Deliver ultra-low latency (sub-millisecond pauses) that do not scale with heap size, by performing almost all GC work concurrently with the application.

  • Type: Concurrent, mostly non-moving STW (short sync points only)
  • Focus: Latency ✅, Throughput △ (good, but not the primary goal)
  • Scales to: very large heaps (10s–100s of GB, up to TB) with stable pauses
  • Generational:
    • JDK 21: generational mode available (needed -XX:+ZGenerational)
    • JDK 23+: generational ZGC is the default when ZGC is enabled

🧠 Mental model

[App threads keep running]
   ├─ ZGC concurrently: mark → relocate → remap
   └─ Very short STW sync points (phase transitions / bookkeeping)

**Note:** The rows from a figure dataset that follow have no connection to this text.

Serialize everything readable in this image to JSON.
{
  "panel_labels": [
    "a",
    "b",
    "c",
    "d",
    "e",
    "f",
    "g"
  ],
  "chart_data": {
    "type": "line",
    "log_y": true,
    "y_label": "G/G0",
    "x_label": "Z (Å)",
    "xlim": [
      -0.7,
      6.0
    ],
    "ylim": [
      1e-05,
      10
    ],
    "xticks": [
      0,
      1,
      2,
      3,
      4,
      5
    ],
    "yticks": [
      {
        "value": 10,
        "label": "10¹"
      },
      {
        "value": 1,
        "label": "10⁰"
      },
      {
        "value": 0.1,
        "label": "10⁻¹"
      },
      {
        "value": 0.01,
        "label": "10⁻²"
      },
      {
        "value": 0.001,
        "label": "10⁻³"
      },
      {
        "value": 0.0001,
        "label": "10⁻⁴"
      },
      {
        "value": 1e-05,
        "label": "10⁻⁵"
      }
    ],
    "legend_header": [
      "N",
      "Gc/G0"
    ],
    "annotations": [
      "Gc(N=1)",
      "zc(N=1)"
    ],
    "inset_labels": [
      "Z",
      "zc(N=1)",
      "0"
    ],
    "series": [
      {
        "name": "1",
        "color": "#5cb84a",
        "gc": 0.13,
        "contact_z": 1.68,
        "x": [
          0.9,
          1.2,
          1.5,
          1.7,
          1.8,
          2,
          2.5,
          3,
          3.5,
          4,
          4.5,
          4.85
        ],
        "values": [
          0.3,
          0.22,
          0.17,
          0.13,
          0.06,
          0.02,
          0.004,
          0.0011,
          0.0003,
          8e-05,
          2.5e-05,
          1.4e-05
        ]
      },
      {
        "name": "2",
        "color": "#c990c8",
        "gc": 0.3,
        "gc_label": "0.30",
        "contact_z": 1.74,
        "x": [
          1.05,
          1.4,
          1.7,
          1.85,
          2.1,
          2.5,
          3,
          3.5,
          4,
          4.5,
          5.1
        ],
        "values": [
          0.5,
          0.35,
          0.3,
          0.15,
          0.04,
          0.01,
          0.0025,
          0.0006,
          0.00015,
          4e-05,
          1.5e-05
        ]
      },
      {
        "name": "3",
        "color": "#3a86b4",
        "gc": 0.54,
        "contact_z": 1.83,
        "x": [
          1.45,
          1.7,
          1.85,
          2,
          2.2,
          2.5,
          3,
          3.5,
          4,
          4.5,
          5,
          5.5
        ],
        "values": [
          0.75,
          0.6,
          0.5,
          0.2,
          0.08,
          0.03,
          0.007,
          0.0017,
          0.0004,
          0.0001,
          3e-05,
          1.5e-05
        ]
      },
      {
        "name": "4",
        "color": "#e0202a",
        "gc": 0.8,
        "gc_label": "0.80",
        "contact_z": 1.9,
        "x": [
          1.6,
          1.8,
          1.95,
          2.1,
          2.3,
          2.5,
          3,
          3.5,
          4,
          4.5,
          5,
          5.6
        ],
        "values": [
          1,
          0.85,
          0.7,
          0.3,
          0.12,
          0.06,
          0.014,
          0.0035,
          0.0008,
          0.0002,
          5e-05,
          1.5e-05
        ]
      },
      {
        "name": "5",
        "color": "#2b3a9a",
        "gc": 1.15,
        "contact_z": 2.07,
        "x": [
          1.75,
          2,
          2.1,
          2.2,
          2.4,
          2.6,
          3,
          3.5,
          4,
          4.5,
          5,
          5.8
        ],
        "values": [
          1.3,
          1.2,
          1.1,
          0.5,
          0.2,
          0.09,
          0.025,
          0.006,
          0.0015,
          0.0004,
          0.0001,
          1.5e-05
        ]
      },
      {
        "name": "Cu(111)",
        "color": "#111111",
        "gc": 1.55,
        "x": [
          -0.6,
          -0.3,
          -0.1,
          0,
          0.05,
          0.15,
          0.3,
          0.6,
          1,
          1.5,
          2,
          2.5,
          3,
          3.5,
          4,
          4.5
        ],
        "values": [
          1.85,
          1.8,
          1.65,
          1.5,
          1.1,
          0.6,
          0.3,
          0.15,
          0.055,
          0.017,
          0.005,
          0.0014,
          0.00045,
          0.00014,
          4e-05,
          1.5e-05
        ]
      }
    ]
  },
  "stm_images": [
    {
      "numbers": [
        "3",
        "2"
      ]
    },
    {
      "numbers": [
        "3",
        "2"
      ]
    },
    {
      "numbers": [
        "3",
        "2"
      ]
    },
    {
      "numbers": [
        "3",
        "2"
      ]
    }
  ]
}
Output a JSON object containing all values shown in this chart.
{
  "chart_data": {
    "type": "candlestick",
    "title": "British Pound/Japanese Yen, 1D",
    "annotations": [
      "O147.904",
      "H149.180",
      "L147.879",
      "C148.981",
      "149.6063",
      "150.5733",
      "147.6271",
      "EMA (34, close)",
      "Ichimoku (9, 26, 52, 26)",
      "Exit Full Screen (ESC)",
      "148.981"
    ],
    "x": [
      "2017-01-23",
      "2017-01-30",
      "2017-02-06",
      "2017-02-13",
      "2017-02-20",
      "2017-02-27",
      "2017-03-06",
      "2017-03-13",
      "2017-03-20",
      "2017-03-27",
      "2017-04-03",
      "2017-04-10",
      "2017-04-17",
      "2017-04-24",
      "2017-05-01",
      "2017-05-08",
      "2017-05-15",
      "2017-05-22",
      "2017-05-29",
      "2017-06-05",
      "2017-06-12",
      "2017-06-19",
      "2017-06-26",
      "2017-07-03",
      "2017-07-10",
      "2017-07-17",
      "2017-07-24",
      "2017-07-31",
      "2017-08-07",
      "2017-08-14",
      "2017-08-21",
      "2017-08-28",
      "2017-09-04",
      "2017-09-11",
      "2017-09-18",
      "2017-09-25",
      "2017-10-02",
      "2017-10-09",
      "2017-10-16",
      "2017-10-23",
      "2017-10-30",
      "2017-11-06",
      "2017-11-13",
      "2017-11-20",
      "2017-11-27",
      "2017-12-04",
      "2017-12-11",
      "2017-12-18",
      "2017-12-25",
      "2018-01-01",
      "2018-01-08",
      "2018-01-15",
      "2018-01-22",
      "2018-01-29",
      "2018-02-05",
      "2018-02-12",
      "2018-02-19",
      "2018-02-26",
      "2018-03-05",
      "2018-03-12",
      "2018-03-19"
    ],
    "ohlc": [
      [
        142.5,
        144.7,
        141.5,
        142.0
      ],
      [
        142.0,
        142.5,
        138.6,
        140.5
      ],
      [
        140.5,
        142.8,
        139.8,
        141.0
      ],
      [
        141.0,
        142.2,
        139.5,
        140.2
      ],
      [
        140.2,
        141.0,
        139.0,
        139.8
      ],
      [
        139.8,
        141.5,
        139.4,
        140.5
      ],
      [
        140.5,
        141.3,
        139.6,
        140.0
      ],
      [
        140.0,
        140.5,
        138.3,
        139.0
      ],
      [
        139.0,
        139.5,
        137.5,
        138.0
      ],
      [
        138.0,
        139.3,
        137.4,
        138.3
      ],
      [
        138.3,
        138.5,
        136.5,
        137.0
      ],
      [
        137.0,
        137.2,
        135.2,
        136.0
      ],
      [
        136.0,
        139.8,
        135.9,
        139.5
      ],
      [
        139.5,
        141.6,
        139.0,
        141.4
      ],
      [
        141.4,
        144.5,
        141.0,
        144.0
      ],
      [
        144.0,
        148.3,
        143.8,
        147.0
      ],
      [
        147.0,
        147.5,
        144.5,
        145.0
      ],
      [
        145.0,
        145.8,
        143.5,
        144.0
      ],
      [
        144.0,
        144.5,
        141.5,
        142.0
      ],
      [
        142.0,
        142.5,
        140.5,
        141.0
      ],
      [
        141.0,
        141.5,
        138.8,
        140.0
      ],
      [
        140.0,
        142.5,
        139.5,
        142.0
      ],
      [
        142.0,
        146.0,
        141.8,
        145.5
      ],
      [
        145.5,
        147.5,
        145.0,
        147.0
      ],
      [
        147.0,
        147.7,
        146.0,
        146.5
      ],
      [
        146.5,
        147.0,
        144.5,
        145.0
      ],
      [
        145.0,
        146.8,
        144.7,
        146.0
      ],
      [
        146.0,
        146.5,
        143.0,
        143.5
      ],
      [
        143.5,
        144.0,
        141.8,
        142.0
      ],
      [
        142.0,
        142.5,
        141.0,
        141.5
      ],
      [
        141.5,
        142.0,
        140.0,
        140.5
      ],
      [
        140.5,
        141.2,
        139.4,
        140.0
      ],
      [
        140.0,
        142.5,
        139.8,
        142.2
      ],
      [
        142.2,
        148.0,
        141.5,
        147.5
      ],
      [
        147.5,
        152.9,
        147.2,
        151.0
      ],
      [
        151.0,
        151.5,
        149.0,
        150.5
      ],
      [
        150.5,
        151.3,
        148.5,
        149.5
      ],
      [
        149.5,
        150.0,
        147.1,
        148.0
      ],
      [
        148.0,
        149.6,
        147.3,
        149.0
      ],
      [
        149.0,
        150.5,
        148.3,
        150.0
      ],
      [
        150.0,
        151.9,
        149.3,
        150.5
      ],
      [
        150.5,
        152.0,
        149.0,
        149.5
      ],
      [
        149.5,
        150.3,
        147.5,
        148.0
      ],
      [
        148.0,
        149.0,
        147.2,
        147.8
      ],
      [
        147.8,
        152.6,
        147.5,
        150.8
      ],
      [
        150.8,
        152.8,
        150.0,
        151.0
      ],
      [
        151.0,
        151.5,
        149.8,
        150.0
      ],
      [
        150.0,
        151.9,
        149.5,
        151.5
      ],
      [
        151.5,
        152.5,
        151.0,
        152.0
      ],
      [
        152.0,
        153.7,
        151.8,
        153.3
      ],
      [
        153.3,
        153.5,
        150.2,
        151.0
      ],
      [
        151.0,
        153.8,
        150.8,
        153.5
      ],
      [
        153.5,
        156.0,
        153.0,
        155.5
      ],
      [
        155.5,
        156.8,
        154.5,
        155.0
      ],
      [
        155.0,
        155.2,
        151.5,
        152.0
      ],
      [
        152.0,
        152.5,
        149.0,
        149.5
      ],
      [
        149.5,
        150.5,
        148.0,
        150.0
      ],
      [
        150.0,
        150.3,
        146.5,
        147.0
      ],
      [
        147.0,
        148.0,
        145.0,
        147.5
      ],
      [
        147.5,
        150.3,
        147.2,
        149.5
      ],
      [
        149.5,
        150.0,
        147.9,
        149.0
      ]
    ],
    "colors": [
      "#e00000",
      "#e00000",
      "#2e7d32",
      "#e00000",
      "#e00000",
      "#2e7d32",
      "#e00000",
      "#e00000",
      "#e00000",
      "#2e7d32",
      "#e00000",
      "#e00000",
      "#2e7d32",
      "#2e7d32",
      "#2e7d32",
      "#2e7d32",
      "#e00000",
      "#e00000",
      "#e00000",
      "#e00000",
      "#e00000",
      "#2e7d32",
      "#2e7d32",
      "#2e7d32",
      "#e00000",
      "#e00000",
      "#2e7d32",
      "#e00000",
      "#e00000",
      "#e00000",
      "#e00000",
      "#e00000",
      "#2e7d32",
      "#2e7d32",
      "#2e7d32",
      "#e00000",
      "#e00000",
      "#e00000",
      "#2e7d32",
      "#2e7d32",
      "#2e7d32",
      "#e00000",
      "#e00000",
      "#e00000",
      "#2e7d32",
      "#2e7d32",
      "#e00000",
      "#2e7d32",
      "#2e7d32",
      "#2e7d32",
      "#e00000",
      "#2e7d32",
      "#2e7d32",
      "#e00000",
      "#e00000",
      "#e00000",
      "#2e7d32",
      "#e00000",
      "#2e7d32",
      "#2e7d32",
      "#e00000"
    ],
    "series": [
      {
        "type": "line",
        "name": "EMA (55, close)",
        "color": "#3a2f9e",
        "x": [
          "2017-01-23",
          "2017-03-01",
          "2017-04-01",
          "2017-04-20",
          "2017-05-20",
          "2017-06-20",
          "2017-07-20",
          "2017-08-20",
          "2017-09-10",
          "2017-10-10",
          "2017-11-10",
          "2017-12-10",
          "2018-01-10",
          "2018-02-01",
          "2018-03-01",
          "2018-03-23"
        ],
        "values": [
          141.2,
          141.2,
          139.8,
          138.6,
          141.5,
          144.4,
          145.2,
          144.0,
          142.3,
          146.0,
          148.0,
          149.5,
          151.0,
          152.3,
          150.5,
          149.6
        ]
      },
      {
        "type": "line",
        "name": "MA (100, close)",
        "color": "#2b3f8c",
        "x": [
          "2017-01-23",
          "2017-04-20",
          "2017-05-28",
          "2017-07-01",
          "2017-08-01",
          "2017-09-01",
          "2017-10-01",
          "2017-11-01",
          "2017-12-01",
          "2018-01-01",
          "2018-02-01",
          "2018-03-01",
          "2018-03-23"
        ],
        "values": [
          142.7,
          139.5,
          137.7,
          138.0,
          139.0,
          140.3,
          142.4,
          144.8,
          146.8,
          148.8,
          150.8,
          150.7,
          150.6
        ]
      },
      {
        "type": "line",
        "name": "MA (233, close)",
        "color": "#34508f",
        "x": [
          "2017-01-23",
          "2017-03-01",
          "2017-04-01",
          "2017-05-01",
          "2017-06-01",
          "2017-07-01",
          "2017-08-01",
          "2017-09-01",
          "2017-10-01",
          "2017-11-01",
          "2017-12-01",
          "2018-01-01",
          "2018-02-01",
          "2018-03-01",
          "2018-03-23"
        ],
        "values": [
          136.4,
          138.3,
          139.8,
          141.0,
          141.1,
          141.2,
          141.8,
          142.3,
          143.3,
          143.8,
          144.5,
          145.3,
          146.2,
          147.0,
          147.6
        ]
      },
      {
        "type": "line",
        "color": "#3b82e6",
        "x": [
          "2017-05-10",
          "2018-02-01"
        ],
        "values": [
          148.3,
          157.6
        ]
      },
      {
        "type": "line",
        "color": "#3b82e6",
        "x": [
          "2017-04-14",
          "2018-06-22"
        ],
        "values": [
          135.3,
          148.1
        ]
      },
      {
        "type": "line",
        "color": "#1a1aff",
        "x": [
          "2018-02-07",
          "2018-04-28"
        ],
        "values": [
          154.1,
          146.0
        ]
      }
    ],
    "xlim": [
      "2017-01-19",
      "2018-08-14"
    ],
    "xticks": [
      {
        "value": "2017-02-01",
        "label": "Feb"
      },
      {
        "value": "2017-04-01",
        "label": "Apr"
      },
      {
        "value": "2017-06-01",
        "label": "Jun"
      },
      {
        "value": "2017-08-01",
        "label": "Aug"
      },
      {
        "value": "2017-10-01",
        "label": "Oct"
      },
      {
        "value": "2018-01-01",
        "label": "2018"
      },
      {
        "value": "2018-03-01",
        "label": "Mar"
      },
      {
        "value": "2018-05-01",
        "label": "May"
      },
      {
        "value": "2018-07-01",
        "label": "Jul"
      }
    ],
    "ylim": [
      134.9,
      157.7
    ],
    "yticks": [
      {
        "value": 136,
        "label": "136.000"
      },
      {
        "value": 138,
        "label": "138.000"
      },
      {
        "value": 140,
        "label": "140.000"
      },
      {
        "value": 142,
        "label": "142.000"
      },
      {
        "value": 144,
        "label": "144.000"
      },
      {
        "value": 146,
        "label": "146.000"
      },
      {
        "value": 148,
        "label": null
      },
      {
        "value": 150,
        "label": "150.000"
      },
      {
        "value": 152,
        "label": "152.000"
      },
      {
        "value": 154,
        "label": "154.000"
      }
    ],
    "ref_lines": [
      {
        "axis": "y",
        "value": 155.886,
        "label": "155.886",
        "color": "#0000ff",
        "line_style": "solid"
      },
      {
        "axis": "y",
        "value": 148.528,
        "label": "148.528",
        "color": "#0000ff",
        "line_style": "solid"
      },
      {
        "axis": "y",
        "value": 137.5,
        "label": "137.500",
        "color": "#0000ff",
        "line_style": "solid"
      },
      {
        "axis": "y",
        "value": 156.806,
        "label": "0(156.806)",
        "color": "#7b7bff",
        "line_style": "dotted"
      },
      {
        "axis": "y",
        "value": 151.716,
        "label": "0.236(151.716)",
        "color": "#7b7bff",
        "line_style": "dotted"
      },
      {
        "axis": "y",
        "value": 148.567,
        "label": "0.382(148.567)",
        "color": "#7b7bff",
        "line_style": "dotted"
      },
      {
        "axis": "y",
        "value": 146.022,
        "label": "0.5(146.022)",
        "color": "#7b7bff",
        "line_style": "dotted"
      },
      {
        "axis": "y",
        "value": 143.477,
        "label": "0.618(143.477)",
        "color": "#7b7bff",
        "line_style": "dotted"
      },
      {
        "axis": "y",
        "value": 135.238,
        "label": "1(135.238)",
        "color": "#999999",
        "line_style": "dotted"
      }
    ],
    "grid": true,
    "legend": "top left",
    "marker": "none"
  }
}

  • Key idea: do the heavy work while the app runs; stop only briefly to coordinate phases.

🧩 How ZGC achieves low pauses

  • Region/colored pointers + load barriers
    • On every object load, a fast load barrier ensures the reference is valid:
      • if the object moved → transparently fix up (remap/forward) the reference
      • can even help evacuate (relocate) the object if this thread is first to see it
  • Concurrent marking: liveness discovered while the app runs.
  • Concurrent relocation (compaction): objects moved to reduce fragmentation, without long pauses.
  • Short STW points: lightweight synchronization between phases; sub-ms on healthy systems.

🧵 Threads & scalability

  • ZGC uses concurrent GC worker threads alongside app threads.
  • Pauses remain short regardless of heap size (design target: pauses don’t scale with heap).

📈 Throughput & trade-offs

  • Throughput is solid but may trail Parallel (and sometimes G1) because:
    • concurrent GC work competes for CPU,
    • barrier cost on loads adds a tiny per-access overhead,
    • generational metadata adds some native memory overhead.
  • If you need the highest raw throughput and can tolerate longer pauses, prefer Parallel.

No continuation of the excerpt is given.